A 'Fierce' BookLife Prize Winner
BookLife names the winner of the 2019 BookLife Prize Nonfiction Contest.
FIERCE: Essays by and About Dauntless Women, a unique memoir project devoted to underrepresented women from history, is the grand-prize winner of the first-ever BookLife Prize Nonfiction Contest. The prize received hundreds of submissions in the categories of Memoir/Autobiography, Business/Personal Finance, Self-Help/Relationships, and Inspirational/Spiritual. All books received a professional Critic’s Report written by a PW reviewer.
BookLife editor Matia Madrona Query commented on the broad range of submissions to the prize, saying "from self-help to memoir, the books submitted represent the extraordinary efforts of independent authors to bring their ideas and voices to the world."
Earlier this year, the 48 highest scoring books advanced to the quarterfinals and PW editors selected the top 20 semifinalists. Next, our guest judges (successful, traditionally published authors), selected the four finalists. Our grand-prize winner was selected based on its overall merit, with particular focus on its originality and the high quality of writing. According to guest judge Anya Yurchyshyn, "The 13 essays in FIERCE are as bold and unique as the women that inspired them. The book is more than a celebration of a diverse group of activists, agitators, and iconoclasts whose lives and accomplishments have largely been ignored by history—it’s an examination of the systematic oppression that led to this erasure and continues to exclude women to this day." In an earlier interview, PW spoke to Karyn Kloumann, who edited the book. Stay tuned for an Indie Success feature about FIERCE to appear in the magazine.

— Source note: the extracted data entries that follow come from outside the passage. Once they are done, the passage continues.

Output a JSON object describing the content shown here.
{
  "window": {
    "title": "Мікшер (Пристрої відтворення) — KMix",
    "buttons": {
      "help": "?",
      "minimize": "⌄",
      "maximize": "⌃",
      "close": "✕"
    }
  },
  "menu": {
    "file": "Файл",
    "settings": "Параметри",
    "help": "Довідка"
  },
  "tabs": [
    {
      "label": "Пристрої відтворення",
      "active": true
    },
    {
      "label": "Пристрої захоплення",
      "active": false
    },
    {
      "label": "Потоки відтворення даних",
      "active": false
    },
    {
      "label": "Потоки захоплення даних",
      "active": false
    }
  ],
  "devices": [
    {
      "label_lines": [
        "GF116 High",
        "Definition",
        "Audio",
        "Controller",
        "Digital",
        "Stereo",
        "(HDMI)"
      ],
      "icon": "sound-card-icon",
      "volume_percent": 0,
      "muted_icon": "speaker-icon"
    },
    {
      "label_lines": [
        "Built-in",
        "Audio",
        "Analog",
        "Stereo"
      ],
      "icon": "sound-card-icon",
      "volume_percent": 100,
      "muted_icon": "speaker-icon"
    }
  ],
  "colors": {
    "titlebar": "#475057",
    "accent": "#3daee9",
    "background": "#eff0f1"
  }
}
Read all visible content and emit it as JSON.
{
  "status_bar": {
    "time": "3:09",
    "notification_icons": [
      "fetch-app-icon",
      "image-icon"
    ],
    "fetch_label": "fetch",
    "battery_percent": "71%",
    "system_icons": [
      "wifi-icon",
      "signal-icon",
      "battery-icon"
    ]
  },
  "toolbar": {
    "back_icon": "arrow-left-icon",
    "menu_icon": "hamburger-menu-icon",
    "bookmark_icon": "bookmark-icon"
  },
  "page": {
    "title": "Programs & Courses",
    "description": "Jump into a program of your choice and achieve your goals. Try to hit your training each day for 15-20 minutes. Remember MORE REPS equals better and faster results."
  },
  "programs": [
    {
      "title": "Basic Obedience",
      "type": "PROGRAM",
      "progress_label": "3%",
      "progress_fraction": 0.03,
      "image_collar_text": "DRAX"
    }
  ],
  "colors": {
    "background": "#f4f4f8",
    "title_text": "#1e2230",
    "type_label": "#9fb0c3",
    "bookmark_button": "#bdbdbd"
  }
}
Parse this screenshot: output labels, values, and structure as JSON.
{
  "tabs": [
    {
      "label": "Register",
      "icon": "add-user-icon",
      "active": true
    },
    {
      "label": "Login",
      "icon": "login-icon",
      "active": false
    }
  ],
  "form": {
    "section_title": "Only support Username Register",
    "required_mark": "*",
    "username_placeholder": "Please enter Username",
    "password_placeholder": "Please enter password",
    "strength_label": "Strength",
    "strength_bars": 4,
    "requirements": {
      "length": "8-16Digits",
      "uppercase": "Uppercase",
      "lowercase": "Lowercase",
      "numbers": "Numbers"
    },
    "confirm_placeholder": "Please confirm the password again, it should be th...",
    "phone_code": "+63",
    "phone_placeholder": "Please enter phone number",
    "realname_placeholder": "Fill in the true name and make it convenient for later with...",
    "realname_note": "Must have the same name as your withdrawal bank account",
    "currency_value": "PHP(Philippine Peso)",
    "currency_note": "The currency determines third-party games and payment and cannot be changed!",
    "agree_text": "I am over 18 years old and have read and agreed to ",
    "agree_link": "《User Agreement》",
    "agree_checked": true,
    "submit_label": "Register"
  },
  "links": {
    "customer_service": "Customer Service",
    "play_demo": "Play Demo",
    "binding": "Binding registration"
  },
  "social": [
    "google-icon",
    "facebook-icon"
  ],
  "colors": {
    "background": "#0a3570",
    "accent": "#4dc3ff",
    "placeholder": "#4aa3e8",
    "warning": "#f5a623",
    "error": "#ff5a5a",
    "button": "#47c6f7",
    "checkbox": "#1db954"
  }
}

Tell me the story behind the FIERCE project.
FIERCE is a passion project with a 10-year incubation period. After working professionally at Condé Nast for many years, losing my job, and then founding and building up Nauset Press, I decided it was time to go for it. I envisioned a brilliant anthology by writers with heart and soul—but not at the expense of their sharp intelligence. It took an additional three years to develop, write, edit, illustrate, copyedit, proofread, design, and produce FIERCE. Essays and illustrations were revised and polished over and over again to perfectly calibrate the book as a cohesive whole.
How did you select the subjects and the contributors?
I contacted writers I admired who were not available for book-length projects but willing to write an essay, and posted in an enormous Facebook group called “Calls for Submissions (Poetry, Fiction, Art).” I was seeking a diversity of life experiences, by geography, age, ethnicity, sexual orientation; the connector was going to be each writer’s passion, curiosity, and outstanding writing about her subject.
FIERCE offers such a unique approach to memoir, serving more as a vital chorus of voices and communications than standalone pieces about women’s lives. Could you discuss how you decided to structure these life stories in the way you did?
The memoir component is critical to helping the reader to bridge and understand how and why the biographies of these overlooked women matter today. Additionally, asking each writer to choose a single word to describe their broad direction ensured that each essay would have its own unique arc and positioning within the whole, yet also subtly unites each distinctive narrative within the group. The thing I am most proud of is how each individual essay shines radiantly but also works harmoniously as part of the firmament that is FIERCE, investigating issues that affected women in the past that still resonate with and effect us today.